Her ne kadar bedenen yanımda olsa da zihnini kurcalayan şeyler vardı, bakışlarından bunu görebiliyordum. Ona, onu neyin rahatsız ettiğini sormak istiyordum ama haddimi de aşmak istemiyordum. Eğer bana söylemek isteseydi çoktan söylerdi. Şaraplarımızı içerek izlediğimiz filme bile odaklanmadan öylece duvarı seyrederken, onu rahatsız etmemem gerektiğine dair kendime uyarılar verip durdum. Film bittiğinde ve şarap kadehleri boşalmış bir şekilde masanın üstünde dururken, bu gecenin burada biteceğini düşünüyordum. Belki de burada olmak istemiyor, canı sıkılıyordu. Sırf onu davet ettiğim için hayır demek istememiş olabilirdi.

"Umm..." Televizyonun siyah ekranında jenerik müziği eşliğinde oyuncuların isimleri çıktığında, ayaklarımı halının üzerine daha da uzatıp yandan bir bakış attım. "Oldukça iyiydi, değil mi?" Anlamsız, boş bir soruydu.

Gözlerini kırpıştırıp bana baktığında yavaşça başını salladı. Filmin konusunun ne olduğuna dair bir fikri olmadığına yemin edebilirdim. "Saat epey geç oldu ama otobüsler hala vardır. İstersen bir taksi de çağırabilirim?"

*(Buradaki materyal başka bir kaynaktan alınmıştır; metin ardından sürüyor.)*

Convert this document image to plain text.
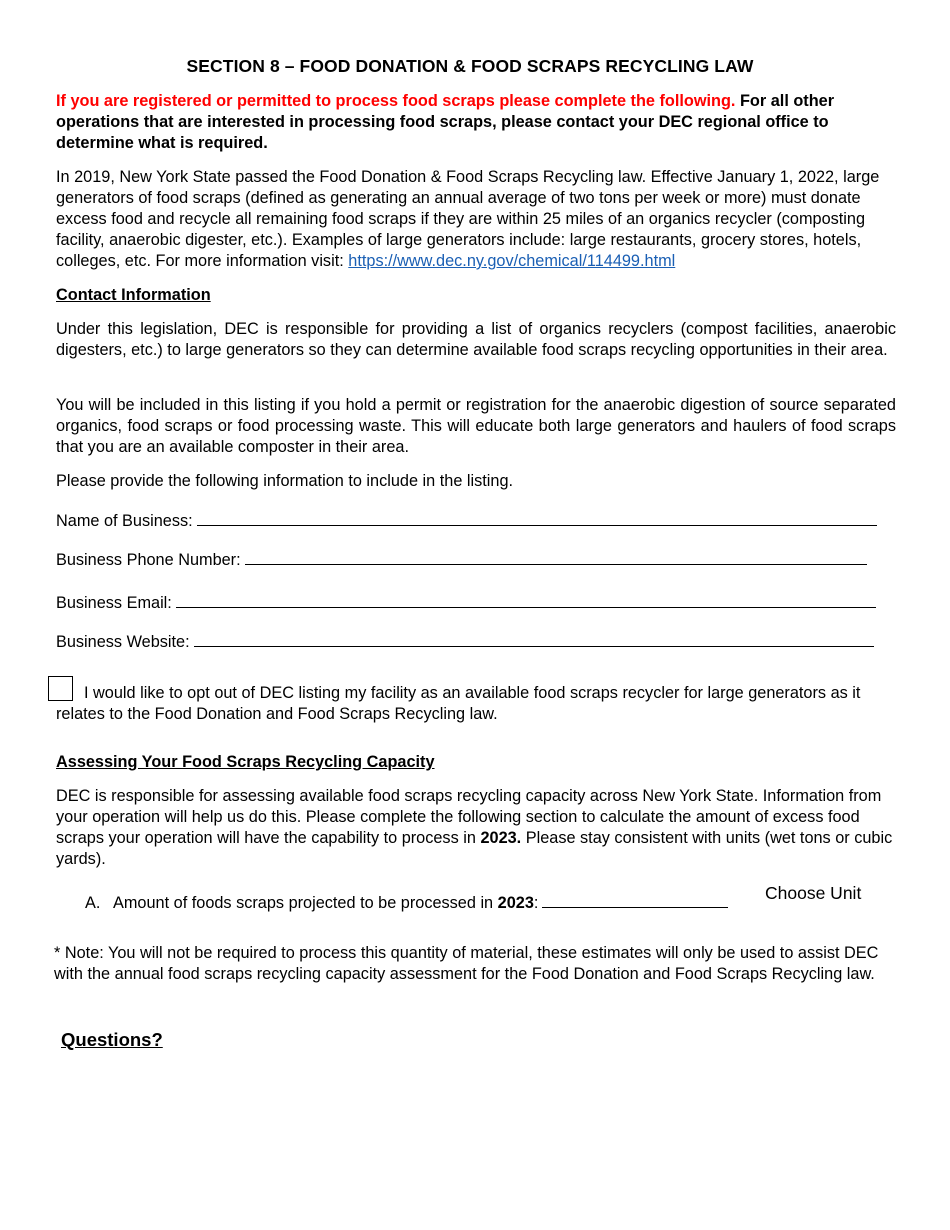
SECTION 8 – FOOD DONATION & FOOD SCRAPS RECYCLING LAW
If you are registered or permitted to process food scraps please complete the following. For all other operations that are interested in processing food scraps, please contact your DEC regional office to determine what is required.

In 2019, New York State passed the Food Donation & Food Scraps Recycling law. Effective January 1, 2022, large generators of food scraps (defined as generating an annual average of two tons per week or more) must donate excess food and recycle all remaining food scraps if they are within 25 miles of an organics recycler (composting facility, anaerobic digester, etc.). Examples of large generators include: large restaurants, grocery stores, hotels, colleges, etc. For more information visit: https://www.dec.ny.gov/chemical/114499.html

Contact Information

Under this legislation, DEC is responsible for providing a list of organics recyclers (compost facilities, anaerobic digesters, etc.) to large generators so they can determine available food scraps recycling opportunities in their area.

You will be included in this listing if you hold a permit or registration for the anaerobic digestion of source separated organics, food scraps or food processing waste. This will educate both large generators and haulers of food scraps that you are an available composter in their area.

Please provide the following information to include in the listing.

Name of Business:
Business Phone Number:
Business Email:
Business Website:
I would like to opt out of DEC listing my facility as an available food scraps recycler for large generators as it relates to the Food Donation and Food Scraps Recycling law.
Assessing Your Food Scraps Recycling Capacity

DEC is responsible for assessing available food scraps recycling capacity across New York State. Information from your operation will help us do this. Please complete the following section to calculate the amount of excess food scraps your operation will have the capability to process in 2023. Please stay consistent with units (wet tons or cubic yards).

A. Amount of foods scraps projected to be processed in
2023 :	Choose Unit
* Note: You will not be required to process this quantity of material, these estimates will only be used to assist DEC with the annual food scraps recycling capacity assessment for the Food Donation and Food Scraps Recycling law.
Questions?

Bana cevap vermesini beklemeden ayağa kalkıp masadaki telefona uzandım. Bu geceki planlarım daha farklı olsa da uygun bir zamanmış gibi görünmüyordu. Fakat parmaklarım telefonun ekranına daha dokunmadan arkamdan hissettim beden ve hemen ardından gelen iki güçlü kolun belimden sarılarak sırtımın göğsüne yapışmasını sağladığında kaldırdığım kolu yavaşça geri indirdim. O an hiçbir yapmadan öylece bekledim. Taehyung suratını enseme gömmüş ve derin bir nefes almıştı. Belimdeki kollarına ellerimi koyduğumda sıcaklığı karnımın kasılmasına sebep oldu. Dudakları tenimde gezindiğinde Taehyung'un aklında ne olursa olsun şu an benimle olmak istediği açıktı. En azından kalçamda hissettiğim sertlik bana kanıt sunuyordu.

Kollarının arasında dönerek yüz yüze geldiğimizde boynuna sarıldım. Koyu ve içinde tutuşmayı bekleyen kıvılcımlara ev sahipliği yapan gözleri bile tek başına baştan çıkarılmam için yeterliydi.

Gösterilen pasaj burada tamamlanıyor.